A monthly "police and fire protection fee" on all Wisconsin phone bills does nothing to support police and fire.

Andre Jacque on Wednesday, May 15th, 2013 in an interview


Billed as being for police and fire, Wisconsin phone fee does nothing for them, lawmaker says

A monthly "police and fire protection" fee that appears on landline and cell phone bills in Wisconsin isn't actually dedicated to police and fire services.

If PolitiFact Wisconsin had a Truth-O-Meter rating called False But Revealing, we might give it to state Rep. Andre Jacque for a claim about what he described as the state’s "radically misnamed" police and fire protection fee.

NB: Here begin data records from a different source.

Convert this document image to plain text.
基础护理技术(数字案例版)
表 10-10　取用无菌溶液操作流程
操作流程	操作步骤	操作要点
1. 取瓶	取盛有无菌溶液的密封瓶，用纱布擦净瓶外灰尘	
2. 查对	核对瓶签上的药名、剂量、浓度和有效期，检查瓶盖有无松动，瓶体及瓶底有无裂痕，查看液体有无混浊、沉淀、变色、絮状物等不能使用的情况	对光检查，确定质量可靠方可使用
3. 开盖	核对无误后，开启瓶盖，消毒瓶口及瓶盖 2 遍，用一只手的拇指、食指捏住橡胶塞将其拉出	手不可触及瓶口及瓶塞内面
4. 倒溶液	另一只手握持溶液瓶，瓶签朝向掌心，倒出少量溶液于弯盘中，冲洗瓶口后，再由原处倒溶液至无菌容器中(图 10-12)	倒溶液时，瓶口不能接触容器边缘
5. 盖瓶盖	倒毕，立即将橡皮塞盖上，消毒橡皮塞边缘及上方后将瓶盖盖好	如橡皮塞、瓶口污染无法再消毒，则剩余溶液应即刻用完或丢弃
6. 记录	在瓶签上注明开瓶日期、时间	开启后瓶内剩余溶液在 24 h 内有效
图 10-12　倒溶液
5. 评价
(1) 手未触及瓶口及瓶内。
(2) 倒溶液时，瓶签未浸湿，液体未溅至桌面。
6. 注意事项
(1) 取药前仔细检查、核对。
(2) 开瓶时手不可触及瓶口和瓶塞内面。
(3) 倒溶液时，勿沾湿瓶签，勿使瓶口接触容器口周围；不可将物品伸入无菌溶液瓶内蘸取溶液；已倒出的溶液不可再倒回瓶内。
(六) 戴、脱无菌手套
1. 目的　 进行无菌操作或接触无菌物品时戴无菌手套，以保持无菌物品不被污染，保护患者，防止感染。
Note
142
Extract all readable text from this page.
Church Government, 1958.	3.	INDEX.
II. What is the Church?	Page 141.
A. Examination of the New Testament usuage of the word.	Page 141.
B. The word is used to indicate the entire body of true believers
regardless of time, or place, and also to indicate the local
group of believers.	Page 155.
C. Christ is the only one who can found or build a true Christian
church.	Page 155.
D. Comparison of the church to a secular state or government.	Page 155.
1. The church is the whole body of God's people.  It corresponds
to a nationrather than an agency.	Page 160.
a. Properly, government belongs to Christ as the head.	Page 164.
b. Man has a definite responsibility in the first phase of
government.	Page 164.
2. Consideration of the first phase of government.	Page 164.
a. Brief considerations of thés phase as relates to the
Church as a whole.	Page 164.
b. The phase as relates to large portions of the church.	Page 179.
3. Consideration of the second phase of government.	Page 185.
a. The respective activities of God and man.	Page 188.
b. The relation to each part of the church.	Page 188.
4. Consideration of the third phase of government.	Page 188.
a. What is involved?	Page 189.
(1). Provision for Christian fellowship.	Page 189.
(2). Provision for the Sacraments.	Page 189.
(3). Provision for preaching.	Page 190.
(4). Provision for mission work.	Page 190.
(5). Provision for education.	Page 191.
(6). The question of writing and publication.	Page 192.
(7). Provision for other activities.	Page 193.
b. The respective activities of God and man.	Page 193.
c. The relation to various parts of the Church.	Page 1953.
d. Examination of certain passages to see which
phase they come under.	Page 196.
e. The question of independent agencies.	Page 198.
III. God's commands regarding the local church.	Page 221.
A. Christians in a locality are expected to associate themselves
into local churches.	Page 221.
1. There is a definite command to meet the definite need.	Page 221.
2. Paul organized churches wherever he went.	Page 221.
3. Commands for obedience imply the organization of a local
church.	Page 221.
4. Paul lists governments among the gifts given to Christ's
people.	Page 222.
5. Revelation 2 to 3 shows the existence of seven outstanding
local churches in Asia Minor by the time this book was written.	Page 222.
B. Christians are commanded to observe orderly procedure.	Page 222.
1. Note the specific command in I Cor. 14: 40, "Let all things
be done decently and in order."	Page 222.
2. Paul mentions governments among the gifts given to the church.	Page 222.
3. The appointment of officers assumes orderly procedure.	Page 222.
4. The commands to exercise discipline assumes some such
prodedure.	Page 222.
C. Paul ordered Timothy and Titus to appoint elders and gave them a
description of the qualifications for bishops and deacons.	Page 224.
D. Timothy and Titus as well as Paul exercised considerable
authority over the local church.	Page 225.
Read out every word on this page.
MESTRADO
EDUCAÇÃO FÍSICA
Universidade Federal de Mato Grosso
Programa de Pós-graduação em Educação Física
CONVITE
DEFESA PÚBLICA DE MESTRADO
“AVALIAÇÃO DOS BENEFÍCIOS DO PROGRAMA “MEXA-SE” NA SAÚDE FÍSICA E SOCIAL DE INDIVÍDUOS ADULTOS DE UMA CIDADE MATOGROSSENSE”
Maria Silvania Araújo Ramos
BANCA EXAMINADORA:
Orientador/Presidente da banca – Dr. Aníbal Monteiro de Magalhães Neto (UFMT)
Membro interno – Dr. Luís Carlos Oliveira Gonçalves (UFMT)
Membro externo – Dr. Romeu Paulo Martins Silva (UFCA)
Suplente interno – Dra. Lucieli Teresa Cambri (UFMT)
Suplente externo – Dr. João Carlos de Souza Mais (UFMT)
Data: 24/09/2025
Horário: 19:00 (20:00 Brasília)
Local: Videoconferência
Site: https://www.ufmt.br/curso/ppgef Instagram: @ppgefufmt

The DePere Republican went too far in decrying the 75-cent fee, which appears on Wisconsin phone bills every month and brings in some $50 million per year.

Speaking with the conservative MacIver Institute on May 15, 2013, he said:

"What does it do to support police and fire? Nothin.’"

But even though Jacque exaggerates the situation, his claim is revealing for anyone with a landline or wireless phone who pays what, in fact, is the misleadingly labeled "police and fire protection fee."

The fee -- and a bill

The fee was created in the 2009-11 state budget, when Democratic Gov. Jim Doyle was in office and Democrats controlled both chambers of the Legislature.

Phone service providers don’t have to itemize the fee on their bills. But if they do, they must -- by law -- identify it as a "police and fire protection fee."

Back in 2009, the Legislature's Joint Finance Committee, which retools the governor’s budget request before it goes to the full Legislature, initially proposed the fee to fund 911 system enhancements around the state.

But later in the budget process, faced with projections of declining revenues, the committee redirected the phone fee funds. Rather than being dedicated to 911, the money would instead go toward "shared revenue" payments the state makes to counties, towns, villages and cities.

Shared revenue is general, unrestricted aid to local governments. Typically, it is "commingled with the local government's other revenues and is not directly tied to any specific function," the state Legislative Fiscal Bureau notes.

In other words, shared revenue -- which ranks among the largest general fund state appropriations -- can be used toward a wide variety of local government operations, like parks, planning, roads, snow plowing, garbage collection, not just police and fire.

Redirecting the money was supposed to last only two years. But Doyle vetoed that provision, which meant the money would continue to be used toward shared revenue payments.

Republican Gov. Scott Walker kept the same arrangement in his 2011-13 budget and is not proposing to change it in his 2013-15 budget.

Upset with the whole thing, Jacque has introduced a bill to eliminate the fee, which is projected to bring in $53 million per year during the 2013-15 budget cycle.

Jacque’s argument

Jacque defended his statement to us by saying that because phone fee revenue goes to the state’s general fund, it does nothing to support police and fire protection.

But that overstates what is happening.

While the roughly $50 million per year in phone fee money might technically go to the state’s general fund, it is earmarked for shared revenue and thus ends up with local governments.

So, indirectly, the phone fee helps support police and fire, given that a county sheriff’s department, or a city police or fire department, are among the largest expenses in local government.

Our rating

Jacque said a 75 cents-per-month "police and fire protection fee" on Wisconsin phone bills does nothing to support police and fire.

The $50 million per year in phone fee revenue isn’t dedicated to police and fire protection. But the money does support those services indirectly, in that it goes to local governments, which spend a large portion of their budgets on police and fire services.  

We give a nod to Jacque for highlighting the misleading nature of the police and fire phone fee, but we rate his claim False.